M. Psychiatre : Il y a plusieurs choses là-dedans; il y a aussi un petit peu ce surinvestissement que vous faites par rapport à certains malades; bon, c'est normal, c'est humain, mais enfin je crois que tous nos malades sont aussi respectables les uns que les autres et que le tout, c'est de les soigner du mieux qu'on pense; mais c'est vrai qu'avec vous, il y a de temps en temps un malade qui prend une importance un peu plus grande que les autres; mais c'est vrai, ça aussi c'est une des choses qui m'avaient agacé dans cette lettre. Parce que, vous dites, je ne veux pas tomber dans le piège d'expliquer ça, mais je ne sais plus comment c'était présenté, un coup de poing égal tant de mois à Cadillac, des choses comme ça, enfin des conneries comme ça. Untel est allé à Cadillac, vous n'en parlez pas. 

Infirmière : Si. 

M. Psychiatre : Non, non, non. 

Infirmière : Il y est resté un mois. 

M. Psychiatre : Vous n'en parlez pas dans la lettre, vous ne parlez que de Louis P.; il y en a d'autres qui ont été à Cadillac, Untel, qui ont fait des trucs, et, et... Il y a tout ça, si vous voulez.

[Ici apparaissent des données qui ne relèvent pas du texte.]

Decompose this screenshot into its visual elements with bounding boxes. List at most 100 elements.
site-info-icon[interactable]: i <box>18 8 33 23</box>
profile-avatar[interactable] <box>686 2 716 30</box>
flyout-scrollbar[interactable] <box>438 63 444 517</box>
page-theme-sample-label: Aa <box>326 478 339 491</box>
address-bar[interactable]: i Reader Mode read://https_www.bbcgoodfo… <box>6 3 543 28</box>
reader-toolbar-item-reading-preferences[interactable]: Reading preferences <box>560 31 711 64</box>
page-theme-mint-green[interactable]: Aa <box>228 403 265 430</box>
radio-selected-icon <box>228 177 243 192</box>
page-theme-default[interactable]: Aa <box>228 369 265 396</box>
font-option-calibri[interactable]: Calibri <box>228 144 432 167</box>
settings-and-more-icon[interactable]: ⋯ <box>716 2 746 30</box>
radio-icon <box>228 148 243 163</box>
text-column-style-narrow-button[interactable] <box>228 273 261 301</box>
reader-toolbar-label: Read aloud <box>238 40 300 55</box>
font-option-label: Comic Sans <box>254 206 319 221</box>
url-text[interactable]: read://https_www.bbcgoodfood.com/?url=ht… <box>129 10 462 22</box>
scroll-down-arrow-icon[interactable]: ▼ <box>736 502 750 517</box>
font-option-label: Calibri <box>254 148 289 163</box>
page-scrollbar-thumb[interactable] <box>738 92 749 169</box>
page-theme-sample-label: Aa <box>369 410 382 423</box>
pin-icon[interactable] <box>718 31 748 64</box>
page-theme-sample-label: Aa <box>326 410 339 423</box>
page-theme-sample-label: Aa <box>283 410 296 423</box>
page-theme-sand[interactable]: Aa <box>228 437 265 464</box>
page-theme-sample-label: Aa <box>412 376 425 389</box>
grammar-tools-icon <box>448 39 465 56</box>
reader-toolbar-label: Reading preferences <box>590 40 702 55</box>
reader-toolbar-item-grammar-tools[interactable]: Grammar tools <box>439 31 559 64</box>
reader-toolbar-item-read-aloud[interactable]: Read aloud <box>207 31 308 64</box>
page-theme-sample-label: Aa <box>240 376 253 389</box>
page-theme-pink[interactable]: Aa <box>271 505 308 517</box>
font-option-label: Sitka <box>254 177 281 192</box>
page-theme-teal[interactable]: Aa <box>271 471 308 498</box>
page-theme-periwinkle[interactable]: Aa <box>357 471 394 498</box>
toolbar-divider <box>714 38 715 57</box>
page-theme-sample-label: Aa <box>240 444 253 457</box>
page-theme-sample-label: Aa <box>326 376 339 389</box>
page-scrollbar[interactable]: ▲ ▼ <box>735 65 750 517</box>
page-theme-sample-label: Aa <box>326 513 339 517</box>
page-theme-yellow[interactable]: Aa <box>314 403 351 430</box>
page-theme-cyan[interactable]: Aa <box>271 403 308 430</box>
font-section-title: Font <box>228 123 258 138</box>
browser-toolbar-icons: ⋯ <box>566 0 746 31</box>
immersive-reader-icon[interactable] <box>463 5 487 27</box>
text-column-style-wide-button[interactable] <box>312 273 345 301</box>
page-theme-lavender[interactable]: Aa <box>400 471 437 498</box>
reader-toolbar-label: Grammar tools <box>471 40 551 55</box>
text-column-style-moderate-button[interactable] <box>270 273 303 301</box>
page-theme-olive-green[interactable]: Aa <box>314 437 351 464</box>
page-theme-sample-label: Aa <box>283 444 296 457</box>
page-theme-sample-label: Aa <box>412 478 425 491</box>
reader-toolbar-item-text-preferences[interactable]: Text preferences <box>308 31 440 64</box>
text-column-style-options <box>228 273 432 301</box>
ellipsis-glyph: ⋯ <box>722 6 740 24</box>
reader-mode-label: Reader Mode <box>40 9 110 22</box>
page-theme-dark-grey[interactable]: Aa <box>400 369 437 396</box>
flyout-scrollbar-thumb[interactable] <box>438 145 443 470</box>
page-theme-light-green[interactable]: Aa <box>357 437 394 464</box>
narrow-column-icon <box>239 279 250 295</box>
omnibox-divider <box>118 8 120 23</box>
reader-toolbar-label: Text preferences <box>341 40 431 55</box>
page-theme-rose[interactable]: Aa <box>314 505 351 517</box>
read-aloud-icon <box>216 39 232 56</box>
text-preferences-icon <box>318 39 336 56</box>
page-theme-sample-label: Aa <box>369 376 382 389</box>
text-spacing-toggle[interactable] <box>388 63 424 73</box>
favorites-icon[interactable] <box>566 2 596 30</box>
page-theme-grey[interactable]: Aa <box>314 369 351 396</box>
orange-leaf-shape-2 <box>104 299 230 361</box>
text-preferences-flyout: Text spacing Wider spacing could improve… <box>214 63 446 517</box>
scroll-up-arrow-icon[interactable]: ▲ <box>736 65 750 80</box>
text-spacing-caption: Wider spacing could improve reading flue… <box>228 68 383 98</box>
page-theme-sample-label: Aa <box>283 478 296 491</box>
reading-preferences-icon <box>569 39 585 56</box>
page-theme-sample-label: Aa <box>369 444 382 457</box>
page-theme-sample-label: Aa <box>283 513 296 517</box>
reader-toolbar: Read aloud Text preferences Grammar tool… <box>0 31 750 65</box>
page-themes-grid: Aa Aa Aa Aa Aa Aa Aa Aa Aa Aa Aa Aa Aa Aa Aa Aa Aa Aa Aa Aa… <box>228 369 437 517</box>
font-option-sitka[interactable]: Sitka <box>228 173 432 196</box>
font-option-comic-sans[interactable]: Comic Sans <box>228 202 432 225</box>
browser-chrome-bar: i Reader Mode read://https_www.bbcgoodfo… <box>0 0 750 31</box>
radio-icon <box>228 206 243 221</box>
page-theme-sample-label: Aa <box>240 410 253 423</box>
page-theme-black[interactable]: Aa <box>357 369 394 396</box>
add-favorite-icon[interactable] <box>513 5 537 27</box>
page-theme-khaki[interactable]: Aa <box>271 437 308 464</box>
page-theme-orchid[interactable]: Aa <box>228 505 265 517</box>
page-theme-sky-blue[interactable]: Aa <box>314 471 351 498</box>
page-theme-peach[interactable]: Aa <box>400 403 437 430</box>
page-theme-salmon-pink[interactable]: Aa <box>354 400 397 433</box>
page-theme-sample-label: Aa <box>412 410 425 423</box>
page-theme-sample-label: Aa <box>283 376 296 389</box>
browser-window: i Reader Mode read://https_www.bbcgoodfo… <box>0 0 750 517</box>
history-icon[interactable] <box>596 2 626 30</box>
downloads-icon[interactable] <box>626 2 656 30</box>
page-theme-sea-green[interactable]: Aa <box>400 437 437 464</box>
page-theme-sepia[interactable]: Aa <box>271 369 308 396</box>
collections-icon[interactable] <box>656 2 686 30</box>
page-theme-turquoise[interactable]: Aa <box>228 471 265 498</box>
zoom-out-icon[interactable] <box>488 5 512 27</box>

 Surveillant-chef : Bon, moi, vite fait par rapport à ça. Cette lettre, c'est un petit peu une difficulté dans le fonctionnement que moi je peux avoir par rapport à toi. J'ai comme ça des... deux exemples. Il y en a un qui est très récent; hier tu m'as parlé des vêtements à Françoise, à Maurice; bon, effectivement, j'entends. Je ne pensais pas que tu voulais une réponse, que j'allais changer ça dans la minute, que j'allais régler le problème dans la minute. 

Infirmière : Non. 

Surveillant-chef : Non, je ne crois pas. Et quel est l'objectif de réinscrire tout ça sur le cahier après ?

 Infirmière : Eh bien, dans la mesure où... 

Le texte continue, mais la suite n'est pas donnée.